The global sneaker market surpasses $131 billion, with forecasts indicating it will reach $215 billion by 2031. Much of that value comes from manufactured scarcity, the strategic limitation that makes abundance appear insufficient.

⚡ Signals

📜 Quote: "Losses loom larger than gains." — Daniel Kahneman, Nobel Prize-winning psychologist

📊 Study: Research published in Nature Human Behaviour confirmed that Kahneman and Tversky's prospect theory replicates across 19 countries: we feel losses roughly twice as intensely as equivalent gains, explaining why "missing out" hurts more than "getting" satisfies.

🎨 Artifact: The Supreme brick, a literal clay brick with a logo, sold for $30, now reselling for $300+. The ultimate proof that scarcity manufactures value independent of utility.

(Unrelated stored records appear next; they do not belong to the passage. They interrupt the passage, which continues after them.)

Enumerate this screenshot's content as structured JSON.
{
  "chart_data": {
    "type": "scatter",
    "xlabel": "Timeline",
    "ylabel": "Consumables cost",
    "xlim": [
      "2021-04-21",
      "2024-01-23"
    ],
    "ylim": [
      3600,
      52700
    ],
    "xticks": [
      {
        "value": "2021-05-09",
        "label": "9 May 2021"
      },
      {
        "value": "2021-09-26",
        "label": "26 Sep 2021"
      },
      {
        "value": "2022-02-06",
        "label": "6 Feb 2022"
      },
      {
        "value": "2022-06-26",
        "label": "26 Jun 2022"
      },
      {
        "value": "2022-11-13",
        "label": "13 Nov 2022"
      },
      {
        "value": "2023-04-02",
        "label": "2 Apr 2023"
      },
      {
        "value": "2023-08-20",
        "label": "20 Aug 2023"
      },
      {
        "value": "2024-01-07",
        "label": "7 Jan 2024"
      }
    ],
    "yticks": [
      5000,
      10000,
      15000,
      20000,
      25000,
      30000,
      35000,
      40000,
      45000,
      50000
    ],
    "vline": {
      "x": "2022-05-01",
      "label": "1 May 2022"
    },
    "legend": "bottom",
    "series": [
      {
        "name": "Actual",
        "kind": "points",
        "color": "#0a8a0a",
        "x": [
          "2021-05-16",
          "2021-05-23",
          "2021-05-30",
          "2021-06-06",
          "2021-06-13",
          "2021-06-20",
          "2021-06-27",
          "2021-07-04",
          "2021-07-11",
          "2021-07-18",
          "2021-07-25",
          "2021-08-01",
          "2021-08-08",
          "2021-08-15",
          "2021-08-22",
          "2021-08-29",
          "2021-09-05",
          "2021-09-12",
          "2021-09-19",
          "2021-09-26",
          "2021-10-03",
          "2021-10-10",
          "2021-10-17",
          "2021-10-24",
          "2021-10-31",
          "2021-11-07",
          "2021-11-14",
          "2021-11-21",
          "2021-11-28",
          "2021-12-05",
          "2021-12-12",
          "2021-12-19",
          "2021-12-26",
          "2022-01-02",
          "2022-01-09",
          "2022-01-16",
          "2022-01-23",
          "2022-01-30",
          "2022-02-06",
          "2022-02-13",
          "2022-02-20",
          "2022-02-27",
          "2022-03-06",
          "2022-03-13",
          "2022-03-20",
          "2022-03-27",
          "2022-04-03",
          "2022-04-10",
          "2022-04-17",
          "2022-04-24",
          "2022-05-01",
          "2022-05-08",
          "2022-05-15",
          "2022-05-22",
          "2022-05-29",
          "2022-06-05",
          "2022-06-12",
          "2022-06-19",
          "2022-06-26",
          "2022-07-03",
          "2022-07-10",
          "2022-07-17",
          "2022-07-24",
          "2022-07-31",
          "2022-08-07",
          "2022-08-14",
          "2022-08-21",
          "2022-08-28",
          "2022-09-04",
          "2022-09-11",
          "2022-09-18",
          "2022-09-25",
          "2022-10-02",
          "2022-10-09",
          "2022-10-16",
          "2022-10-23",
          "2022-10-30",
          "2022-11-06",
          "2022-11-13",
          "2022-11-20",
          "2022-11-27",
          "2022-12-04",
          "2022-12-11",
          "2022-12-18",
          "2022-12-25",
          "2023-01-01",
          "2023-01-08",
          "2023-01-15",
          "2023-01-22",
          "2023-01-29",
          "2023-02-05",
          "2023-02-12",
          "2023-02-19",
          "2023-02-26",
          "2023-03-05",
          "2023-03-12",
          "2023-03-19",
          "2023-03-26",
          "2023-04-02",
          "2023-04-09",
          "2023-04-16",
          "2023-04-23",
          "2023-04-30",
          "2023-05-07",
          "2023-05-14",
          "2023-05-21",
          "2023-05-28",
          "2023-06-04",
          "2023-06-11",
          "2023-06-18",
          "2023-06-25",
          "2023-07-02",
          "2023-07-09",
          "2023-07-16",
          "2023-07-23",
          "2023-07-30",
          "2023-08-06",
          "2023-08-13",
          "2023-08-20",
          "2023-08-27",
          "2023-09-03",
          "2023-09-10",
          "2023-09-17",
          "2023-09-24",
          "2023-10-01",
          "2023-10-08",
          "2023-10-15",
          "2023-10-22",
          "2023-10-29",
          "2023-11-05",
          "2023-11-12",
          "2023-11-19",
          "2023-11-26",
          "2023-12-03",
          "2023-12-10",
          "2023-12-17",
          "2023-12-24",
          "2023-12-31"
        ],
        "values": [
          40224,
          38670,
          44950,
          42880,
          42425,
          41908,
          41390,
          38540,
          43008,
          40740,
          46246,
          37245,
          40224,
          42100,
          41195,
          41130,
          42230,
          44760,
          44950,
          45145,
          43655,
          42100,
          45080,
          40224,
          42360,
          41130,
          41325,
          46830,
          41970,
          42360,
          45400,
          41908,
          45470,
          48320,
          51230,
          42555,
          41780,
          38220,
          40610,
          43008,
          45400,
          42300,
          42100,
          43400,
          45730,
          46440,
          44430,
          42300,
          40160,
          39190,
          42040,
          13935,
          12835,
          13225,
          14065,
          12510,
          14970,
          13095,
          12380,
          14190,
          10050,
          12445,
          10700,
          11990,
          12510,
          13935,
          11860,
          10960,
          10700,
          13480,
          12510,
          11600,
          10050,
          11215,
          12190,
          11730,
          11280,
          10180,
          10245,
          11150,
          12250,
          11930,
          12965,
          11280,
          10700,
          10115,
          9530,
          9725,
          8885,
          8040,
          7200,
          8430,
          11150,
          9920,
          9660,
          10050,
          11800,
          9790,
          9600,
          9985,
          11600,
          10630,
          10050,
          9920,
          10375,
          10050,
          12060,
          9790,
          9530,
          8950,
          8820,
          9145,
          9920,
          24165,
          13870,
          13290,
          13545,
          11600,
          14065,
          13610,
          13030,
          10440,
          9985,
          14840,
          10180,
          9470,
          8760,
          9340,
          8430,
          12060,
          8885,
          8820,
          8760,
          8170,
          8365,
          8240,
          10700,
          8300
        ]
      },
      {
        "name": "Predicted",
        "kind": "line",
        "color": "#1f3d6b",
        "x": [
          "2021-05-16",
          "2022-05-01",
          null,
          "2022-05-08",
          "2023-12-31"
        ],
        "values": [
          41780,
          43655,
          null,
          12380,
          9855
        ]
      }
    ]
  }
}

😂 Meme: "Me adding something to my cart that I didn't know existed 5 minutes ago because there's only 2 left in stock."

🤔 Prompt: When was the last time you wanted something more because you might lose the chance to have it? What were you really afraid of losing?

📝 Reader's Agora

What's your worst FOMO purchase? The item you bought wasn't because you needed it, but because you couldn't bear the thought of missing out. Reply and confess, we’re collecting these for a future issue on buyer's remorse. The best stories might appear (anonymously) in an upcoming edition.

🎯 Closing Note

Here's the uncomfortable truth about scarcity theatre: it works because it reveals something genuine about us. We are social beings who compare ourselves to others. We are loss-averse creatures who feel deprivation more sharply than gain. We are meaning-seekers who find significance in restriction.

The drops, queues, and timers aren't causing these tendencies. They're taking advantage of patterns as ancient as pilgrimage and taboo.

The question isn't whether you'll experience FOMO again. You will. The real question is whether you can recognize it for what it is: not proof that you're missing something valuable, but evidence that you're human in a world made to make you feel constantly behind.

Sometimes, the strongest action you can take is to let the timer run out.